Based on these results, Darling and her team came up with a portfolio of three main management strategies for the coral reefs: protect, recover, and transform.
Reefs flagged for protection strategies were those that not only had been identified as competitive/stress-tolerant, but also those which had undergone minimal amounts of bleaching during the 2014-17 El Niño event. This was an unprecedented and extensive global bleaching event caused by rising ocean temperatures that resulted in nearly three quarters of coral reefs in their sample being exposed to fatal levels of heating.
Of the more than 2,500 coral reefs included in their analysis, 449 fit the “protect” criteria.

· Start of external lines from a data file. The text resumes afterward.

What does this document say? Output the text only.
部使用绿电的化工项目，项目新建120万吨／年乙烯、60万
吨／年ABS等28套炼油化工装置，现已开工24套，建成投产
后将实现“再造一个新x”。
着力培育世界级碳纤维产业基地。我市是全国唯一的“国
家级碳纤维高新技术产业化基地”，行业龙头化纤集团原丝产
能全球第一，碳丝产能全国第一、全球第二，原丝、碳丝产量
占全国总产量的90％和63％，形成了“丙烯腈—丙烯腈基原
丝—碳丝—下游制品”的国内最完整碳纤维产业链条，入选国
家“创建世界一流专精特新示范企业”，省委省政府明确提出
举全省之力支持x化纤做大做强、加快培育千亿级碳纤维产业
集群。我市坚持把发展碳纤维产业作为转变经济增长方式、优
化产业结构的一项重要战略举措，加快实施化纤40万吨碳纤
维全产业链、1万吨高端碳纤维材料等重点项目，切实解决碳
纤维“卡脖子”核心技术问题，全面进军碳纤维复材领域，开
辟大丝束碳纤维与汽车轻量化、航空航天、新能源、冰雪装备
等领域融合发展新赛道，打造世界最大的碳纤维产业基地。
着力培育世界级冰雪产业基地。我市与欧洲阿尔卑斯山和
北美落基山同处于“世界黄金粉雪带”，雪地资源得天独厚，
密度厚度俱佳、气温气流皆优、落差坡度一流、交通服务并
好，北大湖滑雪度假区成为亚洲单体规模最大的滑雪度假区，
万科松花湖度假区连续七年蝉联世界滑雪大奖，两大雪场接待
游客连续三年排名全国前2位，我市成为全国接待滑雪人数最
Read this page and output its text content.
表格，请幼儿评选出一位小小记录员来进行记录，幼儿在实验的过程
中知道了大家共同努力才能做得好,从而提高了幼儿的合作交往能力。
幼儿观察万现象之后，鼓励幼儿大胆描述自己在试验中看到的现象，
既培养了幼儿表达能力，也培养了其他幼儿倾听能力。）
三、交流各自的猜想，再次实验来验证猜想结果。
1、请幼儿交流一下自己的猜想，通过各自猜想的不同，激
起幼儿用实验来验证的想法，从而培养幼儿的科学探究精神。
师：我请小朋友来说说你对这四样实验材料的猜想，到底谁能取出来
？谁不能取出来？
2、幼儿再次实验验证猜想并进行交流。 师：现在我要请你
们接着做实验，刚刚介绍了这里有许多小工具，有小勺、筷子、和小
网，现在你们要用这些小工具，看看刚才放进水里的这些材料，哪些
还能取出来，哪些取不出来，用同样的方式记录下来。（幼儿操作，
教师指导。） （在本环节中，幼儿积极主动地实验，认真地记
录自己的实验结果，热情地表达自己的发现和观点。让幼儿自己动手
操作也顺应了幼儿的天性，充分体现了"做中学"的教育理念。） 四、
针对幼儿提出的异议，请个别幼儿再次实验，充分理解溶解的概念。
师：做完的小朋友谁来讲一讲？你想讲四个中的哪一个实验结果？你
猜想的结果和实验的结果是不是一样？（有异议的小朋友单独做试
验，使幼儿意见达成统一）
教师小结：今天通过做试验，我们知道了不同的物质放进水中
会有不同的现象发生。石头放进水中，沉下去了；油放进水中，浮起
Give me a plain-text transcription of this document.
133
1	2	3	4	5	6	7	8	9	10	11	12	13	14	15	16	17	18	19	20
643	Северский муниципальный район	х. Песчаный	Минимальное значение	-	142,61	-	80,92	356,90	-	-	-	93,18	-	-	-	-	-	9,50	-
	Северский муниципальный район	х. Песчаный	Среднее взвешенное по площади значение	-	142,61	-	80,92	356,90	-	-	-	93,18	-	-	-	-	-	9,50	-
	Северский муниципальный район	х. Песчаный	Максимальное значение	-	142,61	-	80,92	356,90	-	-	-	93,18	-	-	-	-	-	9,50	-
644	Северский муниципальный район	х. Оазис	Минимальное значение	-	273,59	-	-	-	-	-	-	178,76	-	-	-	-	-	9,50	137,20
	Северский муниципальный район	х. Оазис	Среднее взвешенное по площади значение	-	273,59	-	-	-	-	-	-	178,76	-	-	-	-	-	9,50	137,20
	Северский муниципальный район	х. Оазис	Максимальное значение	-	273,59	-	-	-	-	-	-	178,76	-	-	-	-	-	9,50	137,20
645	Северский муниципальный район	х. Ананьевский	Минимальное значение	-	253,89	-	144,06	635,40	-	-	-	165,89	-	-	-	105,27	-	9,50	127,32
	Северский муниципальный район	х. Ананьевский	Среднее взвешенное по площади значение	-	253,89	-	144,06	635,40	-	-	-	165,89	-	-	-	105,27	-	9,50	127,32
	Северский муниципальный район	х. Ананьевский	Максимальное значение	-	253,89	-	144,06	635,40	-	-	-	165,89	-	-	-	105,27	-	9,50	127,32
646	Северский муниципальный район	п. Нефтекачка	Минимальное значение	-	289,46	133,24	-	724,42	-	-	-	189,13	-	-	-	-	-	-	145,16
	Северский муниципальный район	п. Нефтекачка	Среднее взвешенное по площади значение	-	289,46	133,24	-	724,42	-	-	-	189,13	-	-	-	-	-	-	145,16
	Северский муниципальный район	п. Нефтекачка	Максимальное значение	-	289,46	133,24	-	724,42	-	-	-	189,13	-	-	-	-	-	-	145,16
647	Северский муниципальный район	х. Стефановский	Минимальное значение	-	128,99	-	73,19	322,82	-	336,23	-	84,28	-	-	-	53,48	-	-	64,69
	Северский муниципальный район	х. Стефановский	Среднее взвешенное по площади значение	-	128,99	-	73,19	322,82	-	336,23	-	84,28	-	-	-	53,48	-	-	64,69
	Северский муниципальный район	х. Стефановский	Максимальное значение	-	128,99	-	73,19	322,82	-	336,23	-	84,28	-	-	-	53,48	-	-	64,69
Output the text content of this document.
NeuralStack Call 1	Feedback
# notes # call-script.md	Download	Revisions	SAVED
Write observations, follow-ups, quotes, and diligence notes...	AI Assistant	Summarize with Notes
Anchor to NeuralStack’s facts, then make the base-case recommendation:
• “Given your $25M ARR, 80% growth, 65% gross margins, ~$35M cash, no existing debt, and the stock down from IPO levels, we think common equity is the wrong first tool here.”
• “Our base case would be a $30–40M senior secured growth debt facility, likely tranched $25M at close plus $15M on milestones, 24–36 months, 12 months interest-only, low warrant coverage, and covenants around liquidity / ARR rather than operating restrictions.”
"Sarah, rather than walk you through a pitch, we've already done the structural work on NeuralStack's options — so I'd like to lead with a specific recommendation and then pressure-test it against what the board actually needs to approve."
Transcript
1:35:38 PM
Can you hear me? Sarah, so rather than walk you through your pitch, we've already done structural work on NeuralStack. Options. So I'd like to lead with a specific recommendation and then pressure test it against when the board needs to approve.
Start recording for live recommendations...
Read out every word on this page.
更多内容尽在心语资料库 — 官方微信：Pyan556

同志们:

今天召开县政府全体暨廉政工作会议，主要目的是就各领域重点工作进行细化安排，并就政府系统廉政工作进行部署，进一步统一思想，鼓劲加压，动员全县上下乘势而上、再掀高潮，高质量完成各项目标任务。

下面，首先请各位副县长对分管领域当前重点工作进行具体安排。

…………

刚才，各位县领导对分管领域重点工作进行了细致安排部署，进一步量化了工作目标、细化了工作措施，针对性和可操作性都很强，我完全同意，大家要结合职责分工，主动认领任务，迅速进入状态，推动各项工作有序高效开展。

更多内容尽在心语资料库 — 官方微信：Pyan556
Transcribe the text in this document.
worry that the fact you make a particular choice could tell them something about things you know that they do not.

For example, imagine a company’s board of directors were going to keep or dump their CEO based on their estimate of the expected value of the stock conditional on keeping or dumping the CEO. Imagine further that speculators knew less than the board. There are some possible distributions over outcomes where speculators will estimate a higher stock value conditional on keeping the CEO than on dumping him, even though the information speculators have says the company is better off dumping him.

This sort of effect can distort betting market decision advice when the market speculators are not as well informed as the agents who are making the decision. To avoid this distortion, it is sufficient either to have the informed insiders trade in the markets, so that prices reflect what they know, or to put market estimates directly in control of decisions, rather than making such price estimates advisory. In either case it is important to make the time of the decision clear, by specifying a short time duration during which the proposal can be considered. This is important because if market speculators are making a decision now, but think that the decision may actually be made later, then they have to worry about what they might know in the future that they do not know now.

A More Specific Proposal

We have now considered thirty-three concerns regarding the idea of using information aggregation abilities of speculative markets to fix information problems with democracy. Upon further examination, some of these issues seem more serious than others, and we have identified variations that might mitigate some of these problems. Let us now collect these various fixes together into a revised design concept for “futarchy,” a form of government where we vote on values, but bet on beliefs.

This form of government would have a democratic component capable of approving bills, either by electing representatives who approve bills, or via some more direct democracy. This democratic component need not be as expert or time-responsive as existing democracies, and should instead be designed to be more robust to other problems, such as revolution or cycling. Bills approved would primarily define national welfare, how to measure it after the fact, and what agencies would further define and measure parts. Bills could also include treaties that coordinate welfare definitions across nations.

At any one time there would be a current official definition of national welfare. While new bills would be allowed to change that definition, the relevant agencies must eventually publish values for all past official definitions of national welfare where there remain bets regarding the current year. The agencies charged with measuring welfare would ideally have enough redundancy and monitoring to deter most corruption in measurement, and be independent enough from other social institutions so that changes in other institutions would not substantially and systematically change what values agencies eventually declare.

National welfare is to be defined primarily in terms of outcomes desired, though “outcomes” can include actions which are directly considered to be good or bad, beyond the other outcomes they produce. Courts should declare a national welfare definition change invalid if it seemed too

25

The recover strategy — which was identified for the majority of reefs in the sample — included coral reefs which had recently been composed of mainly competitive or stress-tolerant populations, but which had undergone devastating levels of bleaching during the El Niño event. The authors suggested that mitigation of local stressors, as well as targeted rehabilitation and restoration programs, could help return these reefs to their pre-El Niño functionality.
Finally, the transform strategy included coral reefs which had been on a trajectory of net erosion even before the devastating El Niño event. For these areas, the authors suggested implementing strategies that would help societies that depend on these coral reefs transition away from their reef-dependent livelihoods.
What can we do to help?
The strategies identified by Darling and her co-authors will help put the world’s coral reefs on the road to recovery, but these alone aren’t enough. Carbon emission levels worldwide ultimately need to decrease in order to protect these unique environments from devastating loss.
“Local management alone — no matter how strategic — does not alleviate the urgent need for global efforts to control carbon emissions,” the authors cautioned in their article. “The widespread persistence of functioning coral assemblages requires urgent and effective action to limit warming to 1.5°C.”
While it may seem hard to affect change as an individual, actions as simple as talking about the climate crisis can have a positive impact. And with any hope, the actions we all take today can help protect our world’s coral reefs far into the future.